I don't know if this thread is right for the forum..
but I have a maths assignment where it's asking to state the turning point of certain equations but i don't know how to find it.
e.g
y=x^2
how to i find the turning point of that parabola?
Since the question is posted in the Pre-calculus subforum I have to assume that a non-calculus approach is required.
@OP: You're probably expected to know the turning point form of a parabola and how to get it. Certainly you should know that $\displaystyle y = a(x - h)^2 + k$ has a turning point at (h, k).
There are three approaches to finding the turning point of a parabola.
Method 1) Due to the symmetry of the parabola, the turning point lies halfway between the x-intercepts.
If there is only one x-intercept, then the x-intercept IS the turning point.
So in your case, for $\displaystyle y = x^2$, the x-intercept is found by letting $\displaystyle y = 0$.
So $\displaystyle 0 = x^2 \implies x = 0$.
Since there is only one x-intercept, that is the x-coordinate of the turning point.
To find the y-coordinate, substitute it into your equation.
$\displaystyle y = 0^2 \implies y = 0$.
So the turning point is $\displaystyle (x, y) = (0, 0)$.
For another example, look at the parabola given by the equation $\displaystyle y = x^2 + 3x + 2$.
To find the x-intercept, let $\displaystyle y = 0$.
So $\displaystyle 0 = x^2 + 3x + 2$
$\displaystyle 0 = (x + 1)(x + 2)$
$\displaystyle x + 1 = 0$ or $\displaystyle x + 2 = 0$
$\displaystyle x = -1$ or $\displaystyle x = -2$.
To find the x-coordinate of the turning point, average the x-intercepts.
So $\displaystyle x_{tp} = \frac{(-1) + (-2)}{2} = -\frac{3}{2}$.
To find the y-coordinate, substitute this value into the equation.
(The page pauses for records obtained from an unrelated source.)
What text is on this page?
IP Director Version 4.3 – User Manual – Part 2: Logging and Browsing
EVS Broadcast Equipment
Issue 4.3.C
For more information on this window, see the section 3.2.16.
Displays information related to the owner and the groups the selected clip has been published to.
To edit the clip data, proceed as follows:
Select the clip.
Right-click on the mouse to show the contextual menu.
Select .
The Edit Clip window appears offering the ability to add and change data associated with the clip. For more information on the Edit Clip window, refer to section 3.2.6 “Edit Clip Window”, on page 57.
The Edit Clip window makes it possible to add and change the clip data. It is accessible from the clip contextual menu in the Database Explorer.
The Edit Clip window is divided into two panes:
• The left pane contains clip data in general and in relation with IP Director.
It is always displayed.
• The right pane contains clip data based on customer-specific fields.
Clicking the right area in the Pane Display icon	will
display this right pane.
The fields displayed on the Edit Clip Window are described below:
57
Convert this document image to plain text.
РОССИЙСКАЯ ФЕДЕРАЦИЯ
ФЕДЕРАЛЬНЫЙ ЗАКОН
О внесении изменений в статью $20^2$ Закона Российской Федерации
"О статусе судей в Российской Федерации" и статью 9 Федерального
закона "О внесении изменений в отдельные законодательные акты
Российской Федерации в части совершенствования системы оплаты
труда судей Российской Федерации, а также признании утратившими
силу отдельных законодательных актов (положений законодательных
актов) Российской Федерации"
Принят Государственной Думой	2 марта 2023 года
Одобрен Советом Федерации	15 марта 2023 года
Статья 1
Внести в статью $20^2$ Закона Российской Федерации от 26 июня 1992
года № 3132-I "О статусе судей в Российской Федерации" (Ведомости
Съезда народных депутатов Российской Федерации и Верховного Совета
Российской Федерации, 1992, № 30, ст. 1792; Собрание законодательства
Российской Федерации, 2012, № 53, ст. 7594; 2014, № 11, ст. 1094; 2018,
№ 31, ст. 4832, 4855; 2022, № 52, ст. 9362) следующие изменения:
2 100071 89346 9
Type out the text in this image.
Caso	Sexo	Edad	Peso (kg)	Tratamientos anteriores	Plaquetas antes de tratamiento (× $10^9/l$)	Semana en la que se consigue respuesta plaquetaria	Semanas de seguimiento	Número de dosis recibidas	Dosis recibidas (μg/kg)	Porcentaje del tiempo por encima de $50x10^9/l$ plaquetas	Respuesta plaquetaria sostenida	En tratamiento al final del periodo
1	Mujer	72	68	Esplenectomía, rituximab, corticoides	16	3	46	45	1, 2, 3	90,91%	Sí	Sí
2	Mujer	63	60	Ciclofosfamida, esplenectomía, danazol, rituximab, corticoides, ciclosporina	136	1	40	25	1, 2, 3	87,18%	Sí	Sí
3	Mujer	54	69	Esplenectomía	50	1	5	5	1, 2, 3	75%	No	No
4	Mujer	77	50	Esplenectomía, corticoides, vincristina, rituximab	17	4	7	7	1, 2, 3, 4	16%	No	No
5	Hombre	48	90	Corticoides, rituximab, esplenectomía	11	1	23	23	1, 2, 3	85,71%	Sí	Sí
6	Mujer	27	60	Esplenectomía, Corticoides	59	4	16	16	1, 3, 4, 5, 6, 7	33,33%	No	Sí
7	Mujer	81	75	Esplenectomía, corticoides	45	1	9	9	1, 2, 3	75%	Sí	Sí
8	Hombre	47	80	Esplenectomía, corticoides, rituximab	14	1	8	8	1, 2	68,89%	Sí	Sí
$\displaystyle y_{tp} = \left(-\frac{3}{2}\right)^2 + 3\left(-\frac{3}{2}\right) + 2$
$\displaystyle = \frac{9}{4} - \frac{9}{2} + 2$
$\displaystyle = -\frac{1}{4}$.
So the turning point is $\displaystyle (x, y) = \left(-\frac{3}{2}, -\frac{1}{4}\right)$.
Method 2)
Method 1 is ok to use if x-intercepts exist. However, it is inappropriate to use this technique if x-intercepts do not exist.
Therefore, most people prefer to use the "Turning Point Form" of the parabola.
For any parabola written in the form
$\displaystyle y = a(x - h)^2 + k$
its turning point is at $\displaystyle (x, y) = (h, k)$.
This form of the parabola is found by completing the square.
With your example, $\displaystyle y = x^2$, we can rewrite it as
$\displaystyle y = (x - 0)^2 + 0$.
So its turning point is $\displaystyle (x, y) = (0, 0)$.
With the other example, $\displaystyle y = x^2 + 3x + 2$, we complete the square to put it into turning point form.
$\displaystyle y = x^2 + 3x + \left(\frac{3}{2}\right)^2 - \left(\frac{3}{2}\right)^2 + 2$
$\displaystyle = \left(x + \frac{3}{2}\right)^2 - \frac{9}{4} + 2$
$\displaystyle = \left[x - \left(-\frac{3}{2}\right)\right]^2 - \frac{1}{4}$.
So the turning point is $\displaystyle (x, y) = \left( -\frac{3}{2}, \, -\frac{1}{4}\right)$.
Method 3) is to use Differential Calculus, but since this is in the Pre-Calculus forum, I doubt you'd be using this method.